On October 4, 2022, the Human Rights Tribunal of Ontario (HRTO), released its decision in Weilgosh v. London District Catholic School Board. This HRTO decision was highly anticipated, following the Supreme Court of Canada decision in Northern Regional Health Authority v. Horrocks, in 2021. The Court in Horrocks concluded that unionized employees in Manitoba may not file human rights complaints with the Manitoba Human Rights Commission. Instead, they must go through the labour arbitration process because labour arbitrators have exclusive jurisdiction over matters arising out of the collective agreement, including alleged human rights breaches.

Prior to Horrocks, Ontario jurisprudence indicated that the HRTO and labour arbitrators had concurrent jurisdiction over human rights matters arising in unionized workplaces. Accordingly, employees could choose whether to pursue a human rights claim through the arbitration process or the HRTO. The release of the Horrocks decision by Canada’s highest court put this traditional interpretation in question.

Weilgosh confirms that the status quo in Ontario remains, distinguishing the Supreme Court’s decision in Horrocks, based on the unique language in the Ontario Human Rights Code. As a result, employees and applicants may choose to pursue human rights claims before labour arbitrators or the HRTO.

The employers in Weilgosh brought Requests for an Order During Proceedings, asking the HRTO to conclude that it did not have jurisdiction to hear the applications, as the alleged human rights breaches fell within the exclusive jurisdiction of a labour arbitration under the collective bargaining agreement.

To answer the question, the HRTO adopted the Supreme Court’s two-step analysis in Horrocks:

  1. Does the Ontario Labour Relations Act (OLRA) and the Police Services Act (PSA) grant exclusive jurisdiction to a decision maker appointed under labour legislation?

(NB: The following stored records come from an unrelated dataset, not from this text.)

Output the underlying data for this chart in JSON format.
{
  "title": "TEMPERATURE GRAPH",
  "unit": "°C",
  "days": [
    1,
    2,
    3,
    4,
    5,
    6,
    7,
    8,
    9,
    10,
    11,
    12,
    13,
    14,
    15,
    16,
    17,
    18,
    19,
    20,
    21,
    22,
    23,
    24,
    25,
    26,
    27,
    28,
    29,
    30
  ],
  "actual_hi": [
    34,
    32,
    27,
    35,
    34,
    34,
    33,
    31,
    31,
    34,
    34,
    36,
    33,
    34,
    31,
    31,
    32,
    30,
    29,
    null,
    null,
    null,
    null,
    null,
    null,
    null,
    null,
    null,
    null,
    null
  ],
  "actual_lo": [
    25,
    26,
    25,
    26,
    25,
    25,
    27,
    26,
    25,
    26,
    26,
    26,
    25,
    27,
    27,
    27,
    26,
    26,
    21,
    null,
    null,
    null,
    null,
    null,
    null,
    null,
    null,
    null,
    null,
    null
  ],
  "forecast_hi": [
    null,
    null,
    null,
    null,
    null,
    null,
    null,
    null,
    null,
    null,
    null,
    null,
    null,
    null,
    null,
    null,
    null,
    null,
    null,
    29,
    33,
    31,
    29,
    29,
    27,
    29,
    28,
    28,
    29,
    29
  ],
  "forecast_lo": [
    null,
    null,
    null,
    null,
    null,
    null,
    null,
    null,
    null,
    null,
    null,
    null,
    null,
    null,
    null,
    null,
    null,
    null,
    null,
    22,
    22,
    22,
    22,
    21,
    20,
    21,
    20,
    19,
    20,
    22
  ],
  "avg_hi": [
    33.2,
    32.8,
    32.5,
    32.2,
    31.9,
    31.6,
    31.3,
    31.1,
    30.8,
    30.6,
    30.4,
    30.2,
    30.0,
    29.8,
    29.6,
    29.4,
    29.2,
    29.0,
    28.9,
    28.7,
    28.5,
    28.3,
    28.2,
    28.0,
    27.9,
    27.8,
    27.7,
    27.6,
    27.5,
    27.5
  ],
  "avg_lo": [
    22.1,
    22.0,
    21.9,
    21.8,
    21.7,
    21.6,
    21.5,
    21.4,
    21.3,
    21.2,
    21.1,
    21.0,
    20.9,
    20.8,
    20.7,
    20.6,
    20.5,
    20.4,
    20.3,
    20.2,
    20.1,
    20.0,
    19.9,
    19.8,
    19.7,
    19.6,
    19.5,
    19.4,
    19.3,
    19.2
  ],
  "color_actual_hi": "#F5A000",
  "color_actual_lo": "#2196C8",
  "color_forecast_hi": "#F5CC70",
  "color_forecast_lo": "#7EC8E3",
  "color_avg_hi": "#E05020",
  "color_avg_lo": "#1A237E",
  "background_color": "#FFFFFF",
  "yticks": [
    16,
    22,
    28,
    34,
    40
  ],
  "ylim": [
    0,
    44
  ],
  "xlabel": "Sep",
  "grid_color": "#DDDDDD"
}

  2. If the answer is “yes,” is there a clearly expressed legislative intent to displace a labour arbitrator’s exclusive jurisdiction over human rights matters?

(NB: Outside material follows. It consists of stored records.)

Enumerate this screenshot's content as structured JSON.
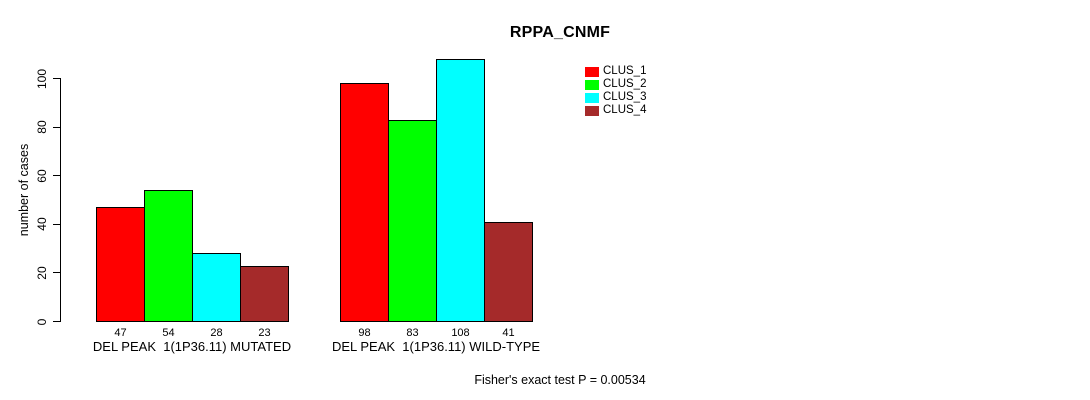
{
  "title": "RPPA_CNMF",
  "ylabel": "number of cases",
  "footer": "Fisher's exact test P = 0.00534",
  "legend": {
    "items": [
      {
        "label": "CLUS_1",
        "color": "#ff0000"
      },
      {
        "label": "CLUS_2",
        "color": "#00ff00"
      },
      {
        "label": "CLUS_3",
        "color": "#00ffff"
      },
      {
        "label": "CLUS_4",
        "color": "#a52a2a"
      }
    ]
  },
  "chart_data": {
    "type": "bar",
    "title": "RPPA_CNMF",
    "xlabel": "",
    "ylabel": "number of cases",
    "ylim": [
      0,
      100
    ],
    "yticks": [
      0,
      20,
      40,
      60,
      80,
      100
    ],
    "grid": false,
    "legend_position": "top-right",
    "categories": [
      "DEL PEAK  1(1P36.11) MUTATED",
      "DEL PEAK  1(1P36.11) WILD-TYPE"
    ],
    "series": [
      {
        "name": "CLUS_1",
        "color": "#ff0000",
        "values": [
          47,
          98
        ]
      },
      {
        "name": "CLUS_2",
        "color": "#00ff00",
        "values": [
          54,
          83
        ]
      },
      {
        "name": "CLUS_3",
        "color": "#00ffff",
        "values": [
          28,
          108
        ]
      },
      {
        "name": "CLUS_4",
        "color": "#a52a2a",
        "values": [
          23,
          41
        ]
      }
    ],
    "bar_value_labels": [
      [
        47,
        54,
        28,
        23
      ],
      [
        98,
        83,
        108,
        41
      ]
    ],
    "annotation": "Fisher's exact test P = 0.00534"
  }
}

Exclusive Jurisdiction of Labour Arbitrators

The HRTO concluded that section 48 of OLRA, and its subsequent interpretation by the courts, provides that labour arbitrators have exclusive jurisdiction over matters arising out of a collective agreement, which incorporates by default matters arising under the Code. The HRTO reached the same conclusion with respect to the PSA.

Legislative Intent to Displace a Labour Arbitrator’s Exclusive Jurisdiction

The HRTO concluded that despite the granting of exclusive jurisdiction under the labour statutes, the Code demonstrates a clear legislative intent to displace the labour arbitrator’s exclusive jurisdiction over matters arising under the Code. The HRTO based its decision on sections 45 and 45.1 of the Code. Section 45 allows the HRTO to “defer an application in accordance with the Tribunal Rules,” whereas section 45.1 allows the HRTO to dismiss an application if it is “of the opinion that another proceeding has appropriately dealt with the substance of the application.”

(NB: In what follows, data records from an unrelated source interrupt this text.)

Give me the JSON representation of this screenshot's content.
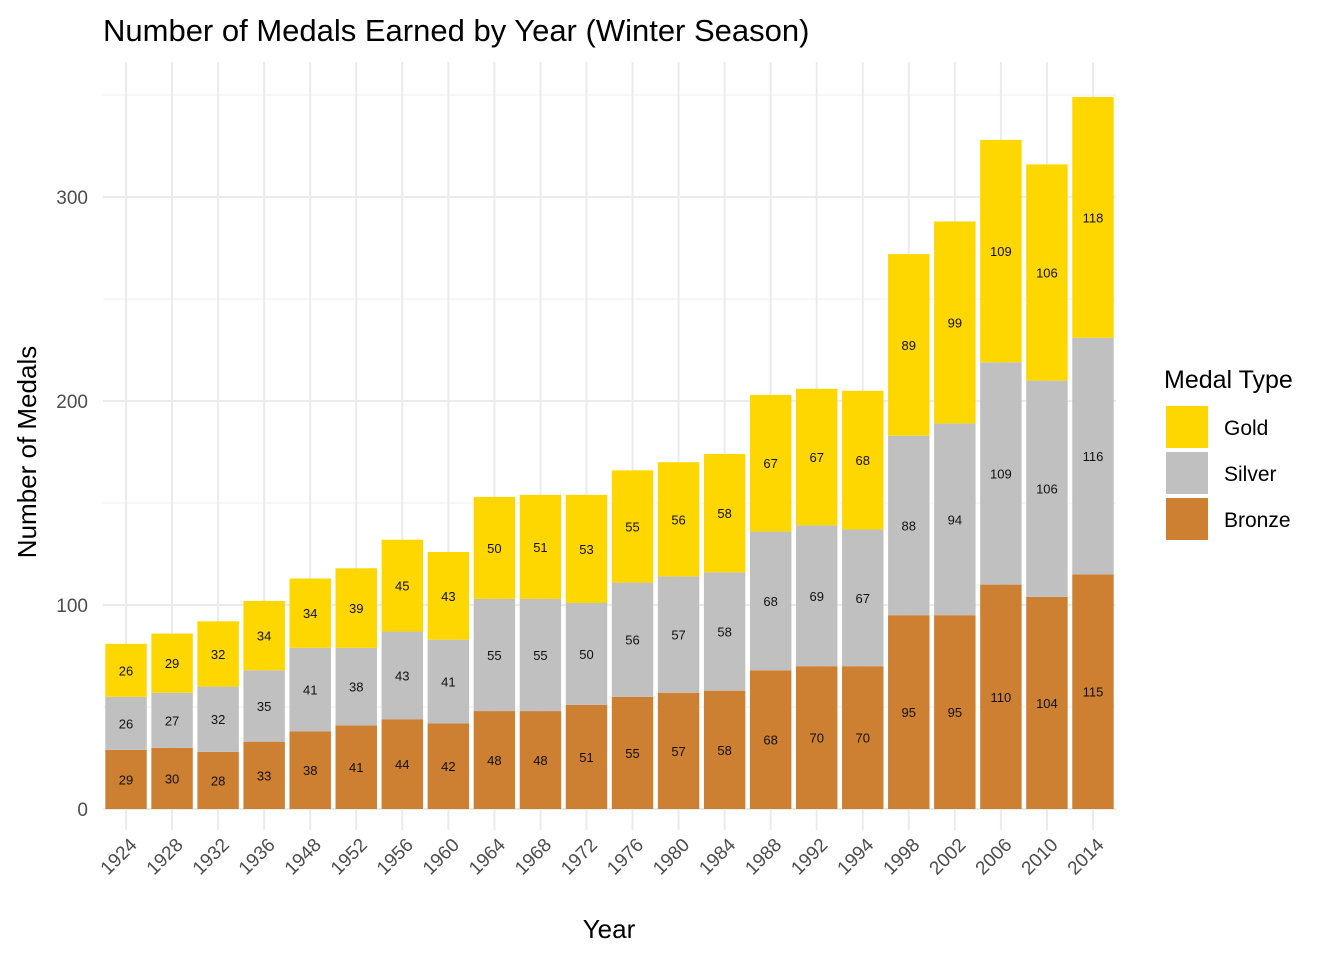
{
  "chart_data": {
    "type": "bar",
    "stacked": true,
    "title": "Number of Medals Earned by Year (Winter Season)",
    "xlabel": "Year",
    "ylabel": "Number of Medals",
    "ylim": [
      0,
      350
    ],
    "yticks": [
      0,
      100,
      200,
      300
    ],
    "grid": true,
    "legend_position": "right",
    "legend_title": "Medal Type",
    "categories": [
      "1924",
      "1928",
      "1932",
      "1936",
      "1948",
      "1952",
      "1956",
      "1960",
      "1964",
      "1968",
      "1972",
      "1976",
      "1980",
      "1984",
      "1988",
      "1992",
      "1994",
      "1998",
      "2002",
      "2006",
      "2010",
      "2014"
    ],
    "series": [
      {
        "name": "Bronze",
        "color": "#CD7F32",
        "values": [
          29,
          30,
          28,
          33,
          38,
          41,
          44,
          42,
          48,
          48,
          51,
          55,
          57,
          58,
          68,
          70,
          70,
          95,
          95,
          110,
          104,
          115
        ]
      },
      {
        "name": "Silver",
        "color": "#C0C0C0",
        "values": [
          26,
          27,
          32,
          35,
          41,
          38,
          43,
          41,
          55,
          55,
          50,
          56,
          57,
          58,
          68,
          69,
          67,
          88,
          94,
          109,
          106,
          116
        ]
      },
      {
        "name": "Gold",
        "color": "#FFD700",
        "values": [
          26,
          29,
          32,
          34,
          34,
          39,
          45,
          43,
          50,
          51,
          53,
          55,
          56,
          58,
          67,
          67,
          68,
          89,
          99,
          109,
          106,
          118
        ]
      }
    ],
    "legend_order": [
      "Gold",
      "Silver",
      "Bronze"
    ]
  }
}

The HRTO concluded that the existence of these provisions constitutes a legislative intent that the HRTO should have concurrent jurisdiction alongside other proceedings. The Manitoba Human Rights Code does not have similar provisions, which is the distinguishing factor for the differing conclusions between the Supreme Court and the HRTO on the second step in the analysis.

Indeed, the HRTO made it clear that having concurrent jurisdiction does not mean that it will address all applications filed by unionized employees. Pursuant to its powers under the tribunal’s Rules of Procedure, the HRTO may defer to the jurisdiction of labour arbitrators at its discretion.

Takeaway for Employers

This decision confirms the status quo in Ontario. Unless this decision is successfully set aside through judicial review, this ruling means that unionized employees may continue to bring individual complaints to the HRTO.

However, employers may still ask the HRTO to exercise its discretion to defer to the labour arbitration process and decline to hear an application brought before it by a unionized employee with access to the labour arbitration process.